Civil and Environmental Engineering Assistant Professor Md Sami Hasnine, Ph.D. leads the Amazon Transportation Services (ATS) funded Vertically Integrated Project (VIP) for cold chain implementation research at Howard University. The VIP framework fosters long-term faculty research-based team projects open to any student in any discipline. A vertical mentorship is practiced from the professor to undergraduate students through graduate students.
Amazon Business Intelligence Senior Manager Lei Chen and his team are excited for the opportunity to collaborate with Howard University faculty and students on this innovative project.
“This is an excellent opportunity for our engineering students to contribute to Amazon’s state-of-the-art freight modeling framework,” says Dr. Hasnine. “This project is a perfect example of how we use theoretical models to solve complex day-to-day freight operation-related challenges.”

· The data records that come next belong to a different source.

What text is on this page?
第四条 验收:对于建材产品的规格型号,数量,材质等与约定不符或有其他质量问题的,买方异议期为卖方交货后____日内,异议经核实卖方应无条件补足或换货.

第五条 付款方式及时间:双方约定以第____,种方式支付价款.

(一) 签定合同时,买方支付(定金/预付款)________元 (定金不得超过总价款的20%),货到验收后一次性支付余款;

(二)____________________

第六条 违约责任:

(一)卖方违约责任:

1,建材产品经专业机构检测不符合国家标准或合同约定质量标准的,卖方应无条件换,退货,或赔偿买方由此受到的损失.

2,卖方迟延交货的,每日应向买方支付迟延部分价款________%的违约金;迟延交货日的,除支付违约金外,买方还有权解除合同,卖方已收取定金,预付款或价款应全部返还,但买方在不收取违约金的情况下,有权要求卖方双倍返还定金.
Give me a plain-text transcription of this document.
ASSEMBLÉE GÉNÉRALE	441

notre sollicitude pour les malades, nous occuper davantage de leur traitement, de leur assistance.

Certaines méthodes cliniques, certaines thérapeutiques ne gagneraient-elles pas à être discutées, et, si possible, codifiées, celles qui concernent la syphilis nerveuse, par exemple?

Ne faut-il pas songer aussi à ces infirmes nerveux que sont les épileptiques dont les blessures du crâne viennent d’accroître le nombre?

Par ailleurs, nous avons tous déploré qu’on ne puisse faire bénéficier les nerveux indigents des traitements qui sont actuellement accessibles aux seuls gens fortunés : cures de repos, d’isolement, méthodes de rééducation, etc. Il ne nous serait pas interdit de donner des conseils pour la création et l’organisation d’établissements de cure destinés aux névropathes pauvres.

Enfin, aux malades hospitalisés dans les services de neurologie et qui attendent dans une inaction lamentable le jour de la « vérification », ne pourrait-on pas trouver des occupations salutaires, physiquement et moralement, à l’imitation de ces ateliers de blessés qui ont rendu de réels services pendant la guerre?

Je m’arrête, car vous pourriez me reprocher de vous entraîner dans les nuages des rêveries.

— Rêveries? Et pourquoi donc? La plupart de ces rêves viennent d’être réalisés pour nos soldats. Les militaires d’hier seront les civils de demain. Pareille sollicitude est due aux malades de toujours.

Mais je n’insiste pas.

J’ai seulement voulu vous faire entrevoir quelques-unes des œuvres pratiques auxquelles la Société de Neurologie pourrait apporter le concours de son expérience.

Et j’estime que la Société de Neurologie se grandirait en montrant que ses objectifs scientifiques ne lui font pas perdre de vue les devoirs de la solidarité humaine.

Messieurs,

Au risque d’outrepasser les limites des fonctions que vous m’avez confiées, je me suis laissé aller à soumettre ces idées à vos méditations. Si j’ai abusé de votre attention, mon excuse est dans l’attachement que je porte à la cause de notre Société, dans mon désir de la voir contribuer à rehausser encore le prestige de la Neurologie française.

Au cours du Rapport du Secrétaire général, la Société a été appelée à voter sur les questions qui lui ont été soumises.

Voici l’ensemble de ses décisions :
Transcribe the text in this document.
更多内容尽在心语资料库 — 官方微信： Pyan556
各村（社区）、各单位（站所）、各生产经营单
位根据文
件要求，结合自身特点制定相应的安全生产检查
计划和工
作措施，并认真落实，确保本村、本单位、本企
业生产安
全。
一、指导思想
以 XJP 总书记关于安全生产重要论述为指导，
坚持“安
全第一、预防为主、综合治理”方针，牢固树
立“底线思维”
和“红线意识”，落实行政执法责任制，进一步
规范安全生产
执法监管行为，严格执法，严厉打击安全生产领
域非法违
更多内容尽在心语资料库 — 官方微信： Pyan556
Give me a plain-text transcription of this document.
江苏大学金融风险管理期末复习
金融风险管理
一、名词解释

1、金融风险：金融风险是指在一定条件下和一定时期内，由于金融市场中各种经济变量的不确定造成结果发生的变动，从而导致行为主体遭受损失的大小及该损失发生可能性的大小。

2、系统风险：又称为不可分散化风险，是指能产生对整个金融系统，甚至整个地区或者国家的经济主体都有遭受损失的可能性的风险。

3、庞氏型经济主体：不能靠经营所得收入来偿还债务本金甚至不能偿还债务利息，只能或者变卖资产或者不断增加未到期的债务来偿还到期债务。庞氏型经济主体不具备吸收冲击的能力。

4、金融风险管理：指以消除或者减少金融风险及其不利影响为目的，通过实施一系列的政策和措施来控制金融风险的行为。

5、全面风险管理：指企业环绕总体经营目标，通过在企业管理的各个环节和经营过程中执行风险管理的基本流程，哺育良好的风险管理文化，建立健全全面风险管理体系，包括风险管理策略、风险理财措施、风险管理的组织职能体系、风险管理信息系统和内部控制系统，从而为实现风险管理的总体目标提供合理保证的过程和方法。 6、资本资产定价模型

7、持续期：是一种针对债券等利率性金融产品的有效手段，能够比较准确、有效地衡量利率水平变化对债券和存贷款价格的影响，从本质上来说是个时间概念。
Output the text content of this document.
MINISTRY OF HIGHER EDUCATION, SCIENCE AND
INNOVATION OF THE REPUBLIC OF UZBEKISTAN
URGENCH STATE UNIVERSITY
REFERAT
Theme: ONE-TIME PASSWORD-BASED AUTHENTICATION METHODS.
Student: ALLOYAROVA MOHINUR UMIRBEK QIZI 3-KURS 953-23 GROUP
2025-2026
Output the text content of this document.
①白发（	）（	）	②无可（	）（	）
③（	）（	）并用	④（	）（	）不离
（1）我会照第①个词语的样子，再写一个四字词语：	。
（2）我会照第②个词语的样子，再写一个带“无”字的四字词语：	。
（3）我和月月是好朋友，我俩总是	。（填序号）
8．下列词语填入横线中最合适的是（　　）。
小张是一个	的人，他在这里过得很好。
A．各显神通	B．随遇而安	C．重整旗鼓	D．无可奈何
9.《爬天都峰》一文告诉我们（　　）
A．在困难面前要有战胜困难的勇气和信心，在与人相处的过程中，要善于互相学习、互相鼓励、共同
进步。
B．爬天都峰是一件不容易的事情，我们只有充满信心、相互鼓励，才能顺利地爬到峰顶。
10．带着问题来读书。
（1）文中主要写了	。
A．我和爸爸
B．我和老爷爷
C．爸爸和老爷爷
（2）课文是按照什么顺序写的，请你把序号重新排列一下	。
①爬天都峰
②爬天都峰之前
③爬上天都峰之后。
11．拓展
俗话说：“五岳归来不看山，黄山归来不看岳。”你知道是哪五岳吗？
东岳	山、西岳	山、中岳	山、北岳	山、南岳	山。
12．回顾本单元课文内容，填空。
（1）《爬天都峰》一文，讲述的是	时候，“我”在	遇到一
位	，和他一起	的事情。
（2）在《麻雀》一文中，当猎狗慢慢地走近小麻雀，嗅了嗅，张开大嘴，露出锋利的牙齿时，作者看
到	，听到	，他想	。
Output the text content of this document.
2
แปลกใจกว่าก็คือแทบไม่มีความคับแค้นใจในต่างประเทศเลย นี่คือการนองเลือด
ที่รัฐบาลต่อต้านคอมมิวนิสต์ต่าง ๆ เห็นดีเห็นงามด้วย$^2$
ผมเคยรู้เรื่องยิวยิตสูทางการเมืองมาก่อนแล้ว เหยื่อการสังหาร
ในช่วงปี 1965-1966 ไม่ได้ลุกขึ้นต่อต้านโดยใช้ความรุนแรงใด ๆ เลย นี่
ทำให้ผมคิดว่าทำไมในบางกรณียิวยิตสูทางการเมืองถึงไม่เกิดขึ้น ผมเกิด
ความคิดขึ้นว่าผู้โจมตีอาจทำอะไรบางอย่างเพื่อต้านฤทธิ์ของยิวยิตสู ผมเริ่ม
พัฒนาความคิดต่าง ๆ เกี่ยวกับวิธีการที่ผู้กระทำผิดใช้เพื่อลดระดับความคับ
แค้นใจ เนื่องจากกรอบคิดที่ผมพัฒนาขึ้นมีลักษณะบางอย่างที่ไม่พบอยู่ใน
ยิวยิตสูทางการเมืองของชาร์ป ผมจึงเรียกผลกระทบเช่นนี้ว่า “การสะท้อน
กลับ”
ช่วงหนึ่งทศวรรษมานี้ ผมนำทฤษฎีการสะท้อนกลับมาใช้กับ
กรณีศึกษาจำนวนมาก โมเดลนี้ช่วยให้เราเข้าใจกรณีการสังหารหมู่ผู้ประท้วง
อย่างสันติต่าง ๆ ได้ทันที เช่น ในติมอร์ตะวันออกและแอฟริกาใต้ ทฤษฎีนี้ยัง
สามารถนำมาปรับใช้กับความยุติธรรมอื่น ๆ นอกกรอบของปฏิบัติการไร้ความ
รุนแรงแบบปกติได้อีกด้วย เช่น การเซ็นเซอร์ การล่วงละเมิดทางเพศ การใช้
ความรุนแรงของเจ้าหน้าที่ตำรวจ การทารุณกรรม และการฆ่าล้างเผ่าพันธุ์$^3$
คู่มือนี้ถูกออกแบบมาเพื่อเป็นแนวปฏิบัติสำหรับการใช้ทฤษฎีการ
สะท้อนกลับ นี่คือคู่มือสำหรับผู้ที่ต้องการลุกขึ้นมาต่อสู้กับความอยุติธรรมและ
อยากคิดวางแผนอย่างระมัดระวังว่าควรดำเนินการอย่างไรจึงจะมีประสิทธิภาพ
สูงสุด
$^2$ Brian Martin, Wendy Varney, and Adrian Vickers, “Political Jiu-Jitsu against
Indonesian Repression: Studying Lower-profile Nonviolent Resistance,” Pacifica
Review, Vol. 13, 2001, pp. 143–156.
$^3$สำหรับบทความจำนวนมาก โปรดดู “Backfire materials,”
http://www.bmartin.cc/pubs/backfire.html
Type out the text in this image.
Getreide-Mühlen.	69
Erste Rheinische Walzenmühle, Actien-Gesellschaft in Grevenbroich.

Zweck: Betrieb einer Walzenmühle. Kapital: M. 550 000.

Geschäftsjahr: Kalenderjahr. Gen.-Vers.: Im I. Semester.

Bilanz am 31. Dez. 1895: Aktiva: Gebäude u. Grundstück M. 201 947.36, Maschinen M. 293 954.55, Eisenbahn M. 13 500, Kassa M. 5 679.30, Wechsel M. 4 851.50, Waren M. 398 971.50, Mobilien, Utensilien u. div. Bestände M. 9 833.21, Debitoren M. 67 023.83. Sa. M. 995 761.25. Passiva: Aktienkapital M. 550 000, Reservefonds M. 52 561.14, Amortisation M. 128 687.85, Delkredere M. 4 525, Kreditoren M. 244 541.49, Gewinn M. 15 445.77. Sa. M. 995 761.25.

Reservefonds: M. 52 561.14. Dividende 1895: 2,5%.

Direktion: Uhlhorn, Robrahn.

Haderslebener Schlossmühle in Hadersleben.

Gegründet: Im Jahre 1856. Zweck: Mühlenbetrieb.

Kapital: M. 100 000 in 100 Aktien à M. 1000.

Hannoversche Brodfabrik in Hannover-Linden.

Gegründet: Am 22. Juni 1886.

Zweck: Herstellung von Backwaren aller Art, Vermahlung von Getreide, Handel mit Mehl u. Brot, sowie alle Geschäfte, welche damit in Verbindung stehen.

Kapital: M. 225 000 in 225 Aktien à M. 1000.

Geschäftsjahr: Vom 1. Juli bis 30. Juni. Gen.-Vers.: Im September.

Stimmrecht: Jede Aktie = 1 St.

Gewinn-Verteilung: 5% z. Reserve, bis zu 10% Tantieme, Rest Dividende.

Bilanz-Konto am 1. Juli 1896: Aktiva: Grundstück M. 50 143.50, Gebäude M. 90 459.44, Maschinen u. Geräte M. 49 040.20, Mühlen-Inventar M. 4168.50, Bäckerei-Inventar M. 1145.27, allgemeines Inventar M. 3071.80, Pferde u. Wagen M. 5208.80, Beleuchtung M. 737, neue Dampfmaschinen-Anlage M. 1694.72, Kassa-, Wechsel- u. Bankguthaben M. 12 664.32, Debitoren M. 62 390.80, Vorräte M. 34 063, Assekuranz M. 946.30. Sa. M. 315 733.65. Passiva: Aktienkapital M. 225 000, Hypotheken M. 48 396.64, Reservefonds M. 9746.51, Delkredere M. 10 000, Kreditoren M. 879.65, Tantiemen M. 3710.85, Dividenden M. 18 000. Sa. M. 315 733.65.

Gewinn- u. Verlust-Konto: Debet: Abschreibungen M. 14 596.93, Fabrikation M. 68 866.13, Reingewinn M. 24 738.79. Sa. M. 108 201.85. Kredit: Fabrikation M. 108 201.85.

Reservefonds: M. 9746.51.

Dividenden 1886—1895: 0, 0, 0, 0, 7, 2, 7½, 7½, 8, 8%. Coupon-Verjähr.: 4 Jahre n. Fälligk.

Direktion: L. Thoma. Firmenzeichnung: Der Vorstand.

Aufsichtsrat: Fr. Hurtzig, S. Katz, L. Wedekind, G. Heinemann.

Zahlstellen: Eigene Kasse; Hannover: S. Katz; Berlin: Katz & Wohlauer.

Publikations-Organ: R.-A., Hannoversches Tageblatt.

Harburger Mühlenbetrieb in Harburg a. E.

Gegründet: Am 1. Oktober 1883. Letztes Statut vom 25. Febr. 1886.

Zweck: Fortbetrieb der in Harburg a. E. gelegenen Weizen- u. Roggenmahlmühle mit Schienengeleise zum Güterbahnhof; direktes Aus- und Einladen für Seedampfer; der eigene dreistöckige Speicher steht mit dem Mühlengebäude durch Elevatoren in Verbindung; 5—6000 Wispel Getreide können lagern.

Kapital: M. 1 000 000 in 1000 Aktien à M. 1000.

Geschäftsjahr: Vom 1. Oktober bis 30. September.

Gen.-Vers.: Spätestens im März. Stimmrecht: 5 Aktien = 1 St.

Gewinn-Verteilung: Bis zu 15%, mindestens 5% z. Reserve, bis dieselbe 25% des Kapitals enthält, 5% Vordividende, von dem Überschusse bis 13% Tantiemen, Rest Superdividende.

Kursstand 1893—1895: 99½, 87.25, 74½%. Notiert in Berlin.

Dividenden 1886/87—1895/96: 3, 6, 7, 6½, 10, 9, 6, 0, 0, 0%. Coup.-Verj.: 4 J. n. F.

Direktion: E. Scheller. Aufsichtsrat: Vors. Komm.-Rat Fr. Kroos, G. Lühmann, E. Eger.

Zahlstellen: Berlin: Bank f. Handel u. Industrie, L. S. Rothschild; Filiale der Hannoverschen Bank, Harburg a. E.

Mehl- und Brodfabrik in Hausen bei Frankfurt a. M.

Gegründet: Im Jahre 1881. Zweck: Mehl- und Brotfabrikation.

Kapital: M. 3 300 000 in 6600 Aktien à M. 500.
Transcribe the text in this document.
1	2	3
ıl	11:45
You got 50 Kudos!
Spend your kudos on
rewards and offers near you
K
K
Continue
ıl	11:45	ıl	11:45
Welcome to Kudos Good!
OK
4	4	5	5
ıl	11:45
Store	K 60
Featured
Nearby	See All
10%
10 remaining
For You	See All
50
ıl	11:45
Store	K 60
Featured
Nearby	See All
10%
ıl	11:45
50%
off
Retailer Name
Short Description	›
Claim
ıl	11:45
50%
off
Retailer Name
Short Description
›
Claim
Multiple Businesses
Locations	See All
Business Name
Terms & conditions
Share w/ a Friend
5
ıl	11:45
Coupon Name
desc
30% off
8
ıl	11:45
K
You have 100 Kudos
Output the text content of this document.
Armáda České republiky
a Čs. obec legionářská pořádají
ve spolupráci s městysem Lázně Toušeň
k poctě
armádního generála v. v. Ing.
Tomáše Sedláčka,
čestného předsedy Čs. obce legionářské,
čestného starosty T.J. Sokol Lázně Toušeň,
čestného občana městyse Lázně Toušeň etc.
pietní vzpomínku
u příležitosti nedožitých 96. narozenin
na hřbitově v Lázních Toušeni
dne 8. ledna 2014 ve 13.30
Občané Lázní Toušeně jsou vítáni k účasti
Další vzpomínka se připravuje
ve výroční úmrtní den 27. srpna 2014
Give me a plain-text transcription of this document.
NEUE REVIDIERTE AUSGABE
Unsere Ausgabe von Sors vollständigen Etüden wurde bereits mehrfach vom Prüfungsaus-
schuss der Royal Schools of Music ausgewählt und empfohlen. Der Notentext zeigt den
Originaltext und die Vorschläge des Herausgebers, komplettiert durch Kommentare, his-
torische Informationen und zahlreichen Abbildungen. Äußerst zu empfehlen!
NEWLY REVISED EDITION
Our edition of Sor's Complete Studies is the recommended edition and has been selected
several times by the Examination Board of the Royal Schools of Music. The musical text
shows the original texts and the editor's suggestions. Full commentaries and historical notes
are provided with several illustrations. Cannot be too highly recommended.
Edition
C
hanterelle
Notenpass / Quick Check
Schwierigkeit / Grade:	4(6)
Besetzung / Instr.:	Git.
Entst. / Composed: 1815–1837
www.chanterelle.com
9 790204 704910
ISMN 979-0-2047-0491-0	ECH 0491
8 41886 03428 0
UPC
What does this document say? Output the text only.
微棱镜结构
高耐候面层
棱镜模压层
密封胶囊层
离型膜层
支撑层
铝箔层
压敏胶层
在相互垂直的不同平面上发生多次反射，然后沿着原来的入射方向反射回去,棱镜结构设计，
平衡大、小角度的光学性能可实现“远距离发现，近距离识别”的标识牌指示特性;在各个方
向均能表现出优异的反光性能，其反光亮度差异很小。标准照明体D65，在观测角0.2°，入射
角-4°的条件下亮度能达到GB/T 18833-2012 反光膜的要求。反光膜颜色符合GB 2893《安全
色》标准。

The research project will help develop advanced machine learning and econometric models to tackle newfound freight optimization problems. More specifically, this project focuses on the cold chain implementation in an inbound supply chain network.
Based on their research, the team comprised of undergraduate and graduate civil and environmental engineering and computer science students will create a web-based service for cold chain shippers. The service will allow shippers to send their freight pickup requests and then build optimized execution plans for the inbound process, including freight pickup, DC cross-dock, and delivery to destination facilities. The most cost-efficient route solutions that meet the time, temperature, capacity, and operational constraints will be generated by the web-based service.
“Amazon’s involvement in the VIP at Howard program is significant. Our students will be exposed to a real-world technical problem. With Amazon's technical support and the faculty advisor's supervision, our students can expect to gain the skills and proficiency needed to excel in industry, as well as the soft skills needed for rewarding teamwork in their careers. I hope this project leads to a long-term relationship between Amazon and VIP at Howard,” commented Charles Kim, Ph.D., professor of electrical engineering and VIP at Howard coordinator.
Student researchers will complete various travel demand modeling and supply-chain related coursework during their undergraduate and graduate studies. This project will help students to connect classroom learning to practical and complicated transportation problems. Improvement of ATS’ freight delivery performance is the expected outcome, and the plan is for the solution to be easily applied and transferred to various locations around the US.